When Building Plans Go Missing: Why Jaina Tower-II Needs a Clear Public Record

Every commercial building depends on one basic foundation: the approved record.

Sanction plans, completion plans, occupancy certificates and inspection reports are not paperwork for the sake of paperwork. They determine what can legally exist inside a building, what common areas must remain available, and what authorities can enforce when violations are alleged.

That is why recent DDA correspondence concerning Jaina Tower-II, Janakpuri deserves attention.

The Core Problem

Recent official material indicates that approved completion or sanction plans for key portions of Jaina Tower-II were not readily available in DDA Building Section records.

The missing-record issue appears to concern the:

  • basement;
  • ground floor;
  • upper ground floor;
  • first floor.

Those are not minor portions of a commercial building. They are among the most important areas for access, shops, circulation, exits, and fire-safety assessment.

Why Missing Plans Matter

Without approved plans, several questions become difficult to answer:

  • Which shops or offices are part of the sanctioned layout?
  • Which passages, corridors or refuge areas must remain common/open?
  • Which structural changes are unauthorized?
  • Which floor-wise counts match the approved record?
  • What can DDA lawfully seal, demolish or regularize?
  • How can fire-safety authorities verify compliance?

When documents are unavailable, enforcement becomes slower and less certain.
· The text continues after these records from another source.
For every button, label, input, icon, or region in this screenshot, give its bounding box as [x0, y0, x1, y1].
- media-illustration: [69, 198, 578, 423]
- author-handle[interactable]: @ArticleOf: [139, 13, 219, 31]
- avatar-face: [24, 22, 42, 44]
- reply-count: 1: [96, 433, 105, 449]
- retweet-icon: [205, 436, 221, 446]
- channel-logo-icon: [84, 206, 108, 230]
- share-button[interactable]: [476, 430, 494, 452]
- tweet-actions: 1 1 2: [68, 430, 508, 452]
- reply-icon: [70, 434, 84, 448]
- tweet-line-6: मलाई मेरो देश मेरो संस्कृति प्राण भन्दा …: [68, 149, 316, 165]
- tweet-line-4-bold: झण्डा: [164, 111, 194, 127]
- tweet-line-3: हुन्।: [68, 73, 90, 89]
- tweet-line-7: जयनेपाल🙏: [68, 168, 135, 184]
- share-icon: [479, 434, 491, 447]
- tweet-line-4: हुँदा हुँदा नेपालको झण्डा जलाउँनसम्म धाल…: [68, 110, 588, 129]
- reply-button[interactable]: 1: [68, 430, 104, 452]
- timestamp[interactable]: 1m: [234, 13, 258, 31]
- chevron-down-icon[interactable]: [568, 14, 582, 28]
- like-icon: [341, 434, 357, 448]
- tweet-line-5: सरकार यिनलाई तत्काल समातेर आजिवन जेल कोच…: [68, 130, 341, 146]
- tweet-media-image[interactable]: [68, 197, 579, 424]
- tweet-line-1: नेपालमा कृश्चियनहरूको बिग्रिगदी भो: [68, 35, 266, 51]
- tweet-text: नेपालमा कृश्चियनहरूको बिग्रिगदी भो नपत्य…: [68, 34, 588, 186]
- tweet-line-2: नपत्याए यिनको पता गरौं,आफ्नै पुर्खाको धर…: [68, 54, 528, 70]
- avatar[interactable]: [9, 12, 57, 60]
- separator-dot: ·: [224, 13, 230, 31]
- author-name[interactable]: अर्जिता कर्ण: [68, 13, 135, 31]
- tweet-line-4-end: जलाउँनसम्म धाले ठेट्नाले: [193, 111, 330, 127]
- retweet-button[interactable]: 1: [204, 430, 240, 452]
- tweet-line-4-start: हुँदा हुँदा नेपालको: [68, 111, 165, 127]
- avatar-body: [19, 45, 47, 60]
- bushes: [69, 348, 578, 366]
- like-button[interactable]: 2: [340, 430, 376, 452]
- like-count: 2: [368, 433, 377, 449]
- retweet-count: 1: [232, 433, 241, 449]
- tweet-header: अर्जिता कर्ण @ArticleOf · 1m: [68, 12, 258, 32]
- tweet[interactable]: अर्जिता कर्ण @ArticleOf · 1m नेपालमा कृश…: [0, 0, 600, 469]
Occupants are also left without a common factual baseline.

DDA's Search For Records

The DDA material records several steps taken to trace or reconstruct the missing record position.

It states that the builder/developer was asked in 2019 to provide the completion plan because it was not traceable in DDA Building Section records.

It also records that in December 2024 and February 2025, Delhi Fire Service and DUAC were asked to provide available approved completion floor plans. In April 2025, DDA's Commercial Land Branch was also asked to provide any completion plans available in its records.

These steps show that the missing-plan issue is not merely speculative. It appears within official correspondence and reporting.

The RTI Angle

A later DDA RTI-related communication dated 12 June 2026 refers to a complaint that an official did not provide written confirmation during file inspection regarding non-availability of certain records/documents.

The identity of the complainant is not important for the public issue.

The public issue is this:

If records are unavailable, citizens and occupants should be able to obtain a clear written statement saying so.

Without written confirmation, everyone remains trapped in uncertainty. One department may say records are unavailable. Another may ask a party to obtain them. A court may ask for plans. Occupants may seek clarity. But unless the missing-record position is formally recorded, the confusion continues.

A Building Cannot Be Governed By Uncertainty

Commercial towers are not private paperwork disputes. They affect owners, tenants, visitors, emergency access, structural compliance and public safety.

When building records are incomplete or unavailable, authorities should clearly disclose:

  • which plans are available;
  • which plans are missing;
  • which department last held them;
  • what efforts have been made to trace them;
  • whether reconstruction of records is underway;
  • how enforcement will proceed in the meantime.

This is especially important in buildings where unauthorized construction, misuse, common-area disputes or fire-safety issues have been raised.

Conclusion

The Jaina Tower-II record issue is bigger than one RTI request or one inspection.

It asks a basic question:

Can a commercial building be fairly regulated when crucial approved plans are missing or not confirmed in writing?

DDA should clarify the record position publicly and in writing. Occupants should not have to guess which plans exist, which are missing, and what the lawful position of their building is.

Until the approved record is clarified, disputes over Jaina Tower-II will continue to grow in the shadow of missing files.